Дерьмо эти новые аккумуляторы. Да-да, я все знаю: они легкие и емкие, энергии в них хватает минимум на сутки активного полета, реклама не врала, — но это уже третий известный мне случай взрыва. И главное, ни с того ни с сего.

Случись такое на Земле, я погнал бы такую волну, что «Глобал электрик» была бы рада откупиться, не доводя дело до суда. Но здесь?.. Где мои свидетели? Где записанные независимо от меня показания приборов, неопровержимо доказывающие, что изделие эксплуатировалось в допустимых режимах и допустимых же природных условиях? Увы, не наблюдается ни того ни другого. Жив остался — вот и вся моя выгода, она же награда. Радуйся.

Радуешься?

Ну, в какой-то мере, в какой-то мере...

На Земле, отклеив физиономию от дерева, я мог бы еще допустить — чисто теоретически, — что мою малютку грохнули каким-нибудь оружием. Но то на Земле, а не на Реплике. Местные формы жизни никогда не разовьются до такой степени, чтобы выдумать специальное оружие для уничтожения летающих машин. Времени у них не хватит отрастить мозги.

До лагеря было не так уж далеко, километров шесть по прямой. Но два из них мне предстояло пройти по здешнему лесу. Опасно? Не очень. Но и не сказать чтобы совсем безопасно. И уж наверняка крайне утомительно.

Два километра по той несусветной дряни, что называется здесь лесом за отсутствием на Реплике привычных землянину лесов… Если повезет, то часа за три доберусь до твердой почвы.

Леса-водоемы, вот что это такое. Как утверждают биологи (и геологи с ними согласны) — почти точная копия тех верхнедевонских или нижнекарбоновых зарослей, какие существовали у нас на Земле в то время, когда до первого динозавра еще оставалось двести миллионов лет. Тем эти мокрые заросли и интересны биологам. Но здесь динозавров не будет…

Ветер дул с моря. До начала прилива оставалось около двух часов, и мешкать не стоило. Я с неодобрением посмотрел на крупную бледную луну, чей серп напомнил мне сейчас лезвие бердыша, стряхнул с рукава черно-красную пиявку, наметил направление и двинулся в путь. С одного поваленного ствола на другой, с другого — на третий… Здоровенные стволы с толстой, вечно покрытой склизкой гадостью зеленой корой торчали там и сям среди завалов мертвой древесины, прорастали откуда-то снизу из никогда не покидающей эти леса солоноватой воды, пробивались наружу, торчали и жили в свое удовольствие. На другой планете спустя сотню-другую миллионов лет в этом месте образовался бы неслабый каменноугольный бассейн. Но не здесь. Здесь — не успеет.

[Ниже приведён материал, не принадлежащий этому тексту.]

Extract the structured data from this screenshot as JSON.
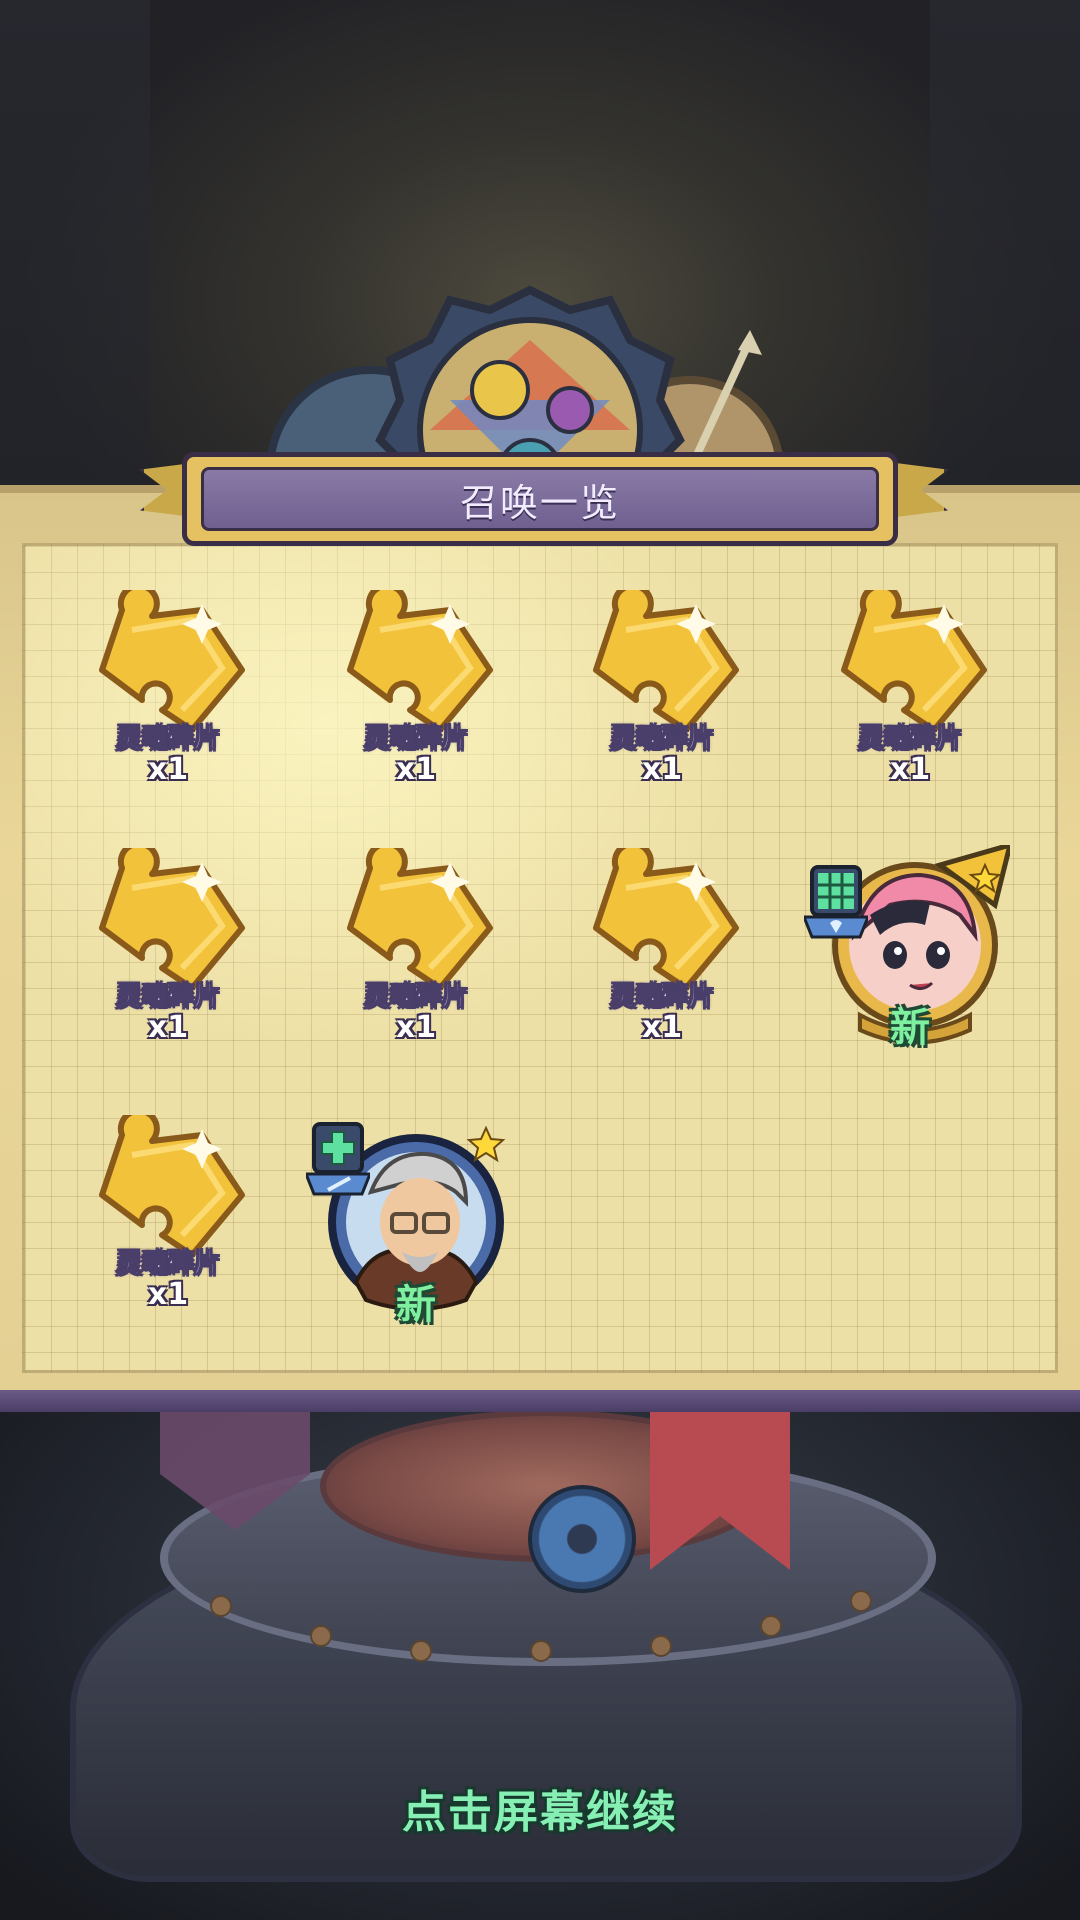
{
  "summon_panel": {
    "title": "召唤一览",
    "items": [
      {
        "type": "shard",
        "name": "灵魂碎片",
        "qty": "x1",
        "icon": "soul-shard-icon"
      },
      {
        "type": "shard",
        "name": "灵魂碎片",
        "qty": "x1",
        "icon": "soul-shard-icon"
      },
      {
        "type": "shard",
        "name": "灵魂碎片",
        "qty": "x1",
        "icon": "soul-shard-icon"
      },
      {
        "type": "shard",
        "name": "灵魂碎片",
        "qty": "x1",
        "icon": "soul-shard-icon"
      },
      {
        "type": "shard",
        "name": "灵魂碎片",
        "qty": "x1",
        "icon": "soul-shard-icon"
      },
      {
        "type": "shard",
        "name": "灵魂碎片",
        "qty": "x1",
        "icon": "soul-shard-icon"
      },
      {
        "type": "shard",
        "name": "灵魂碎片",
        "qty": "x1",
        "icon": "soul-shard-icon"
      },
      {
        "type": "hero",
        "badge": "新",
        "stars": 1,
        "frame": "gold",
        "portrait": "pink-hair-girl-portrait",
        "class_icon": "healer-class-icon"
      },
      {
        "type": "shard",
        "name": "灵魂碎片",
        "qty": "x1",
        "icon": "soul-shard-icon"
      },
      {
        "type": "hero",
        "badge": "新",
        "stars": 1,
        "frame": "blue",
        "portrait": "old-professor-portrait",
        "class_icon": "support-class-icon"
      }
    ]
  },
  "footer": {
    "continue_text": "点击屏幕继续"
  },
  "colors": {
    "panel": "#e9d698",
    "ribbon": "#7a6a9a",
    "new_badge": "#7ef0a0",
    "continue": "#86f0b4"
  }
}
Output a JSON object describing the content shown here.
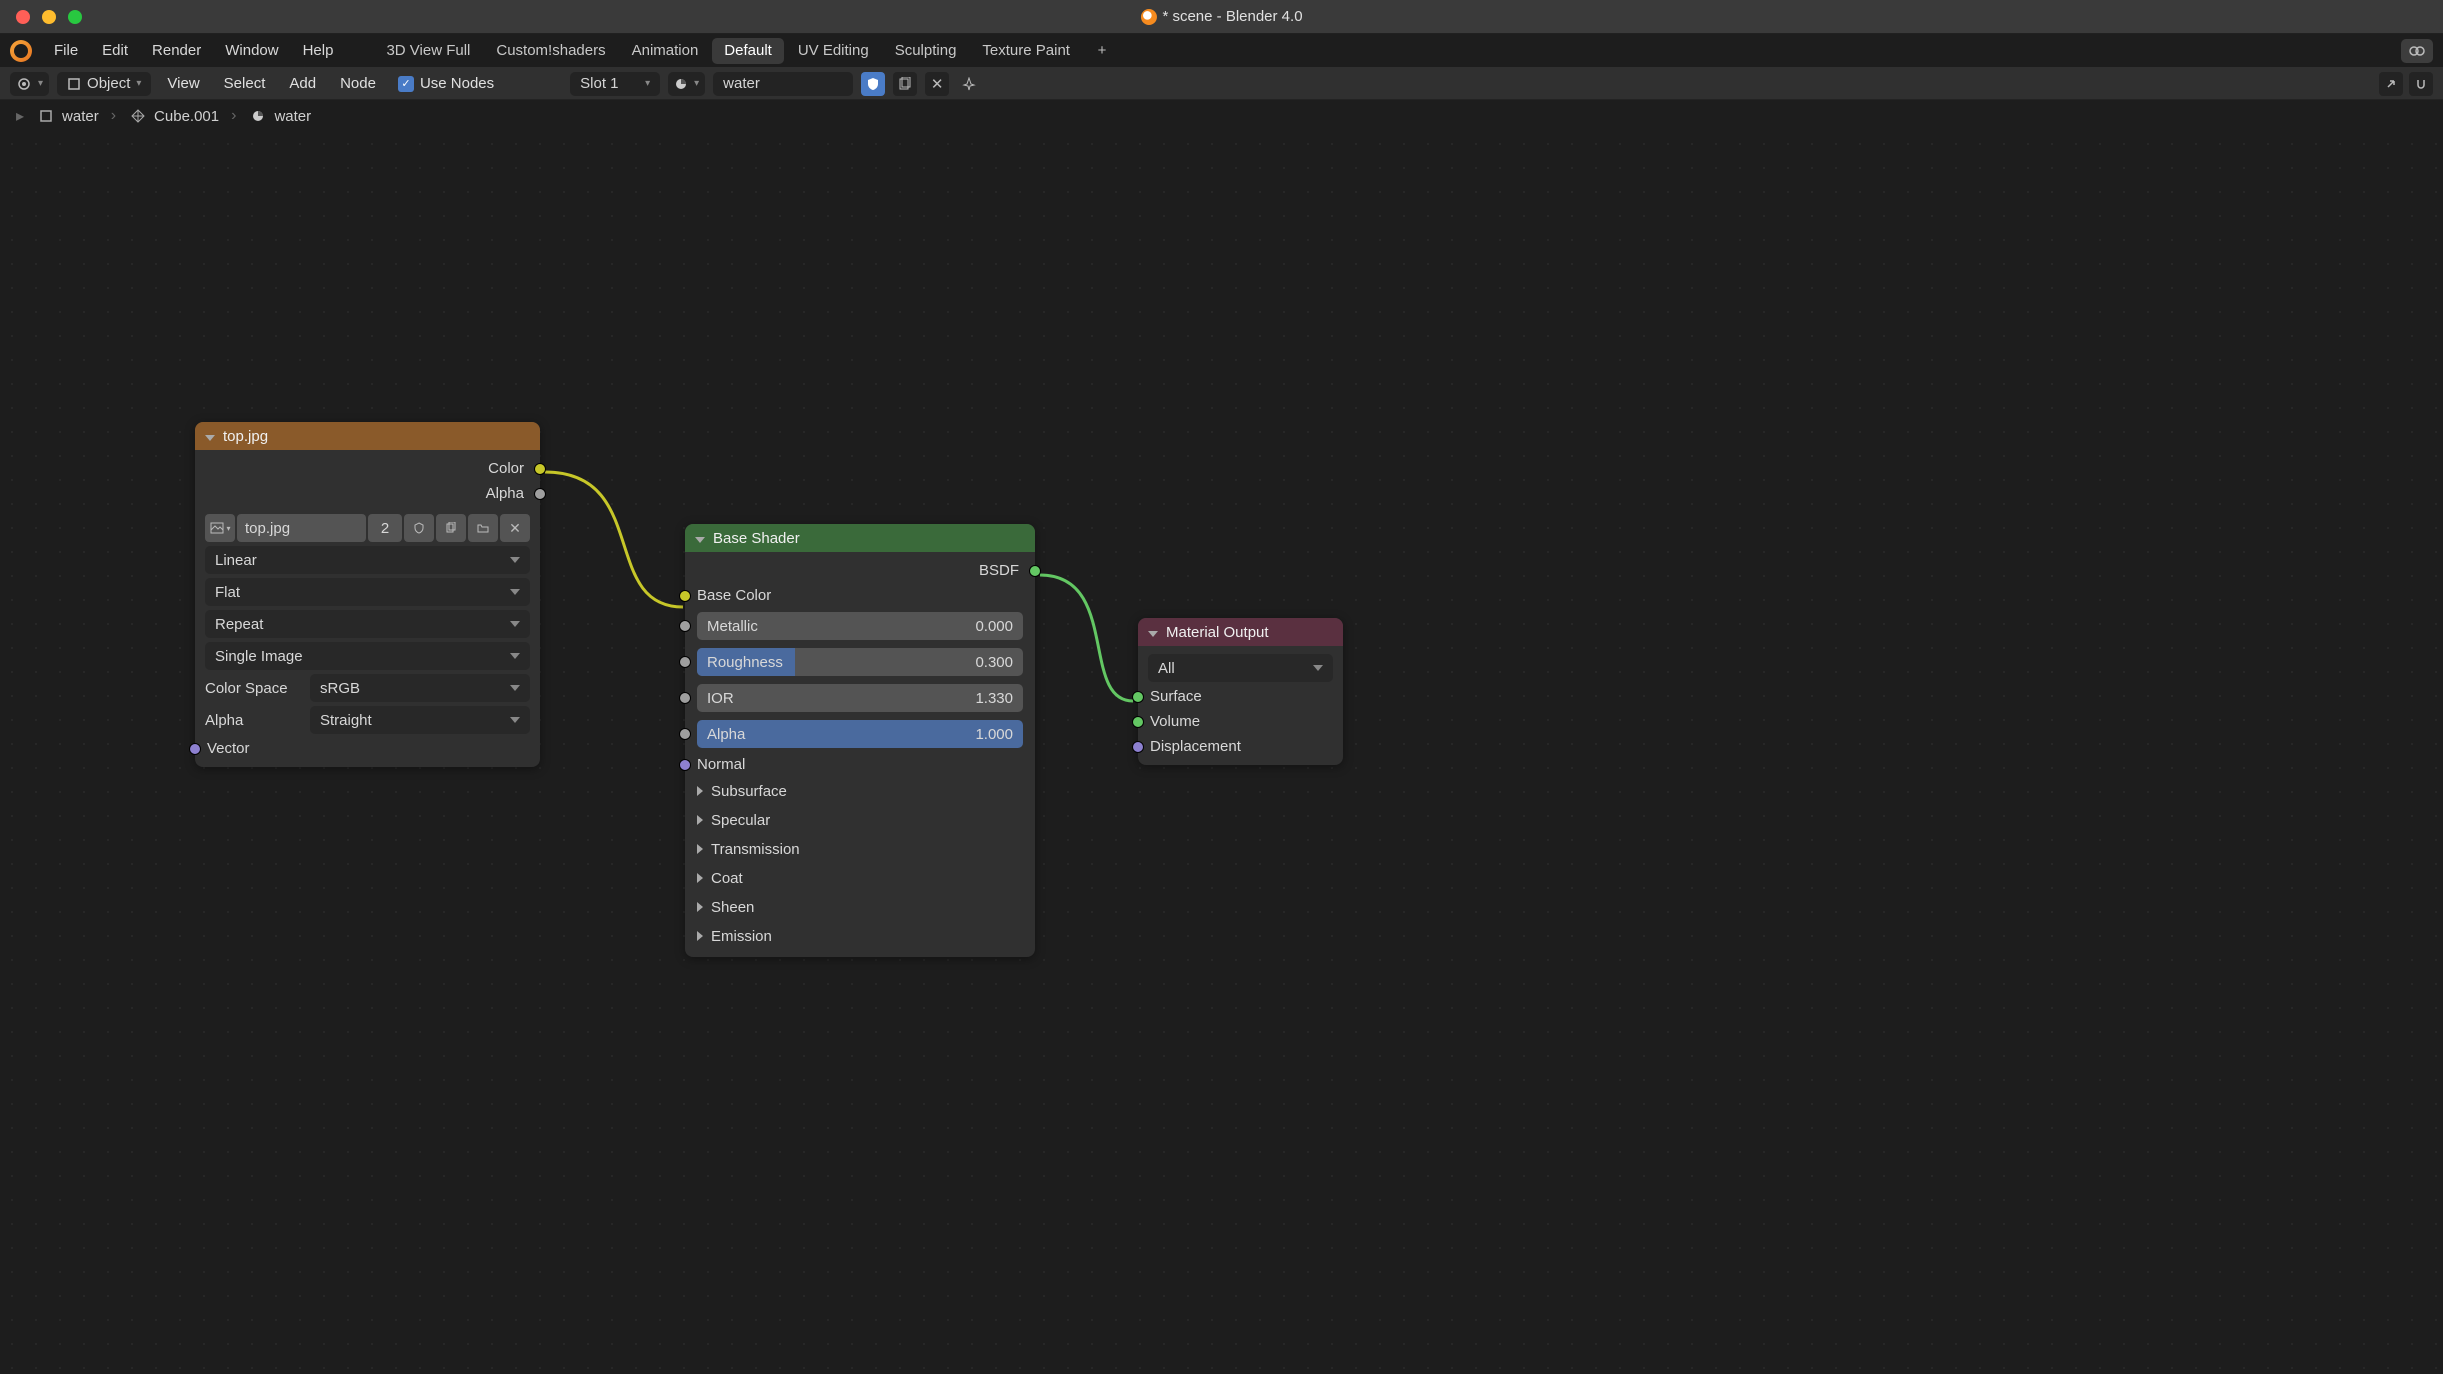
{
  "window": {
    "title": "* scene - Blender 4.0"
  },
  "topmenu": {
    "items": [
      "File",
      "Edit",
      "Render",
      "Window",
      "Help"
    ],
    "tabs": [
      "3D View Full",
      "Custom!shaders",
      "Animation",
      "Default",
      "UV Editing",
      "Sculpting",
      "Texture Paint"
    ],
    "active_tab": 3
  },
  "header": {
    "mode": "Object",
    "menus": [
      "View",
      "Select",
      "Add",
      "Node"
    ],
    "use_nodes": "Use Nodes",
    "slot": "Slot 1",
    "material_name": "water"
  },
  "breadcrumb": {
    "items": [
      "water",
      "Cube.001",
      "water"
    ]
  },
  "nodes": {
    "image": {
      "title": "top.jpg",
      "out_color": "Color",
      "out_alpha": "Alpha",
      "file": "top.jpg",
      "users": "2",
      "interp": "Linear",
      "projection": "Flat",
      "extension": "Repeat",
      "source": "Single Image",
      "color_space_label": "Color Space",
      "color_space": "sRGB",
      "alpha_label": "Alpha",
      "alpha_mode": "Straight",
      "in_vector": "Vector"
    },
    "shader": {
      "title": "Base Shader",
      "out_bsdf": "BSDF",
      "base_color": "Base Color",
      "metallic_label": "Metallic",
      "metallic": "0.000",
      "roughness_label": "Roughness",
      "roughness": "0.300",
      "ior_label": "IOR",
      "ior": "1.330",
      "alpha_label": "Alpha",
      "alpha": "1.000",
      "normal": "Normal",
      "groups": [
        "Subsurface",
        "Specular",
        "Transmission",
        "Coat",
        "Sheen",
        "Emission"
      ]
    },
    "output": {
      "title": "Material Output",
      "target": "All",
      "surface": "Surface",
      "volume": "Volume",
      "displacement": "Displacement"
    }
  }
}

Потому что местное солнце уже понемногу превращается в красный гигант. Процесс этот нетороплив, но неуклонен. Через пятьдесят миллионов лет на планете не останется ничего живого, а еще спустя такой же срок выкипят и океаны. Дольше других продержатся термоустойчивые глубинные бактерии, но в конце концов сварятся и они. Мир без перспективы — и уж конечно, без понимания, что ее нет. Мир, где жизни местами нет вообще, а кое-где она так и прет сдуру.

Не повезло планете…

Глупый в общем-то мир. Интересный лишь тем, что очень уж он оказался похожим на палеозойскую Землю…

И силой тяжести.

И плотностью атмосферы.

И ее составом — с поправкой на девонский период.

И наклоном орбиты.

И средним уровнем инсоляции.

И крупным — даже более крупным, чем наша Луна, — спутником.

Ну и жизнью, конечно. Недаром в нашей экспедиции из шестнадцати научников всего три геолога, причем один из них гидролог, а биологов аж целых восемь! Им тут непочатый край. Прилечь некогда. Цокают языками, таращат глаза, как ночные лемуры, и аж повизгивают от восторга.

Роб Тернер, открывший этот мир буйной и мокрой жизни, пришел в неописуемый восторг и без особого взлета фантазии окрестил планету Палеоной, но название не прижилось. Зато после того как по причине взрыва Бетельгейзе траектории субпространственных каналов в этом секторе Галактики исказились до неузнаваемости и ни один звездолет не мог пробиться сюда в течение двадцати лет, то есть ровно столько же времени, сколько мечтал о доме Одиссей, планету стали называть Итакой. Некоторые земляне, живущие в убогих городишках с тем же названием, аж возгордились. Еще позднее планету переименовали в Реплику — в смысле, копию Земли, созданную, вестимо, позднее оригинала по уже имеющемуся образцу. Не такое уж плохое имечко. Хотя, по-моему, какую кличку планете ни дай, лучше или хуже она от того не станет.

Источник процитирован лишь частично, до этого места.